Time and distance are cruel to life experiences. They make you lie to fit the joke. If the time and distance are long enough, the details fuzz up just enough to produce a dissonance which makes enemies of friends. And so it's difficult to know what to say when speaking of those you never see any longer. What you remember becomes what you care to remember. Not only does truth not serve mankind, but mankind does not serve truth. We use each other when it suits our purposes. So I cannot tell you the truth about her. Chances are, only she can remind me. This is why I am treading lightly.
Cleaning up my Outlook, I found her in the snow. Google pointed me straight away and as her face downloaded, I knew. Someone could read my face, as if I were in the morgue or checking the rogues gallery. I identified her immediately, a smile of recognition unmistakable on my face.
The last time she walked away from me I cried. I cried in the way one cries for drama. Not because the thing is happening to you, but because what you are experiencing is so perfectly sad. It was the end of something remarkable and there was no going back. Our intentions and directions were permanently at odds where once they were so beautifully entwined. The sense of loss was palpable. It was Monterrey.
In recent months I have heard of her triumphs third hand. And someone who bothered to forward me the e-mail disappeared when I replied. I wanted to see the face, hear the voice, know the work and experience the results of 13 years growth from a dark anonymous corner and wonder what might have been. But it was not to be. The normal channels were readjusted and contact required an alternate path. I could have worked that way, but the dismissal I took as a sign. You are not welcome this way. I don't know, I may never know. Not knowing was prickly painful. I swallowed and moved on.
But today I think I know where she is, and the flood of names of people on her living room floor reciting Harlem Renaissance poetry is coming back into memory. The videotaping of each other writing. The manic ferocity, the tender quiet, the whole extremity of it all seeps through the ages past. See me?
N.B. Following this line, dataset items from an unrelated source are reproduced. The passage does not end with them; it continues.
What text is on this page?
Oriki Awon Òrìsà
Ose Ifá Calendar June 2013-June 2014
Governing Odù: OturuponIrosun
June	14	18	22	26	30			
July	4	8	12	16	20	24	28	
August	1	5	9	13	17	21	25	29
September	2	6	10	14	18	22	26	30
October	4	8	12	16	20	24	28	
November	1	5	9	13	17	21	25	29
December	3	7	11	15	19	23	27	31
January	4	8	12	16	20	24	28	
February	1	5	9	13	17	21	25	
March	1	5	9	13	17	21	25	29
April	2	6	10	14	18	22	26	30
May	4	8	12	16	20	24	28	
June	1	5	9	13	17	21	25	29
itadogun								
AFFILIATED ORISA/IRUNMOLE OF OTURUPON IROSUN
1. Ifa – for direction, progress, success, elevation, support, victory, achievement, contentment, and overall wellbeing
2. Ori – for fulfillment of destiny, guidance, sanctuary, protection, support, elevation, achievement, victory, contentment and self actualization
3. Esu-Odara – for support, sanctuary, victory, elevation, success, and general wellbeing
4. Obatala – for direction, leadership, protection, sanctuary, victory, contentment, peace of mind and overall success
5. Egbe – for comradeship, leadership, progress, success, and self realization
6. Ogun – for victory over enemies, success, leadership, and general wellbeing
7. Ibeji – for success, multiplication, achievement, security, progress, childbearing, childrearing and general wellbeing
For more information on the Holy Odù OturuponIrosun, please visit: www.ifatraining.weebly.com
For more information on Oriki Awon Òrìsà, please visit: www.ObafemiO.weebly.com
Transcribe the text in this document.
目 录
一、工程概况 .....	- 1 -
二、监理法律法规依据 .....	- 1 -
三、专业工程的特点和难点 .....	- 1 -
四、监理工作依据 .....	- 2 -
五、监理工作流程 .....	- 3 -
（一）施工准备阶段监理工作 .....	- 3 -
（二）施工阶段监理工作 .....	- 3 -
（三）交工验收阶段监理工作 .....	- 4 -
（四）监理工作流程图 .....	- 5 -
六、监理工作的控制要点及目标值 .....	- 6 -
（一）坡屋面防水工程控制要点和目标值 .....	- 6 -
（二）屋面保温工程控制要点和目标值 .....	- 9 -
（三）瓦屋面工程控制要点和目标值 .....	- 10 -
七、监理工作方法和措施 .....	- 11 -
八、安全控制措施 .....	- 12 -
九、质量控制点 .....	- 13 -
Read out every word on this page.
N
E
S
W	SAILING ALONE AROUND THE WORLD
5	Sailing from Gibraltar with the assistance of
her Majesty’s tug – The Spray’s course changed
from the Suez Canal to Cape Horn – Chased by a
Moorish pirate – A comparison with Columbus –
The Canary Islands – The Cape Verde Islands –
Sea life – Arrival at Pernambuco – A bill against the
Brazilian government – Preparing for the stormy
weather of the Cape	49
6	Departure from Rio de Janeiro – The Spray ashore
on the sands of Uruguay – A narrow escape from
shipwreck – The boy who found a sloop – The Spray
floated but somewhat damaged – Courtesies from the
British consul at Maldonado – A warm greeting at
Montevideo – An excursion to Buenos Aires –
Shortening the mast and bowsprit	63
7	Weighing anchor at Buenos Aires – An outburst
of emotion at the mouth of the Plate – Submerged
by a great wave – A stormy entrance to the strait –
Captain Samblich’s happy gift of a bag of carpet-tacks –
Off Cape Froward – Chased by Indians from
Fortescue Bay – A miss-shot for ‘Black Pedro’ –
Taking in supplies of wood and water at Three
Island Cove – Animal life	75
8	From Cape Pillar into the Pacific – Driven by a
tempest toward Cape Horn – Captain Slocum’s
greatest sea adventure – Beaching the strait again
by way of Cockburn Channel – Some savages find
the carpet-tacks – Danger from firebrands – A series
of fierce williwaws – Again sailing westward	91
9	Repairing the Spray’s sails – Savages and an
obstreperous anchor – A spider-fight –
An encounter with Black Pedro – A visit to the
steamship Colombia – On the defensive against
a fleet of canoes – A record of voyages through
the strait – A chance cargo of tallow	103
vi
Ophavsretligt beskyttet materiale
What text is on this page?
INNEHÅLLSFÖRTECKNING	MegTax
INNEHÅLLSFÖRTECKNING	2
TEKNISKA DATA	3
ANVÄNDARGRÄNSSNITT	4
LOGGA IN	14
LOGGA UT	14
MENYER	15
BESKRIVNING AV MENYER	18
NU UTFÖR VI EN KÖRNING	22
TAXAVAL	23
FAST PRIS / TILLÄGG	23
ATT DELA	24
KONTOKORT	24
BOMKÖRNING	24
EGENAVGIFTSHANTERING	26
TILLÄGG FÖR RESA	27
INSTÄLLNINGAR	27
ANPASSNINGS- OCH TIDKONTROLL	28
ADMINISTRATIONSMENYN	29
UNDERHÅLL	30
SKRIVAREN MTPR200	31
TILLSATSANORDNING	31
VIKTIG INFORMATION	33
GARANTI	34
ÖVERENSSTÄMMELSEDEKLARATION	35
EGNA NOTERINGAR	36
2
This is my gaze off into the mists, the inevitable twisting of my mouth into a forlorn smile of memory: the Digital Underground soundtrack, the shouting at Arlen Specter, the cuban chicken, the mental giants, the two beliefs. So I'm going to mail off this entry to that email address so she can look at me. I'll always be her ex-boyfriend and I think that's pretty damned cool.
LBT, thanks. Without you I would have never focused with precision. Without you I would have never worn a leather jacket. You embraced my rebirth and let me know I could roll like that.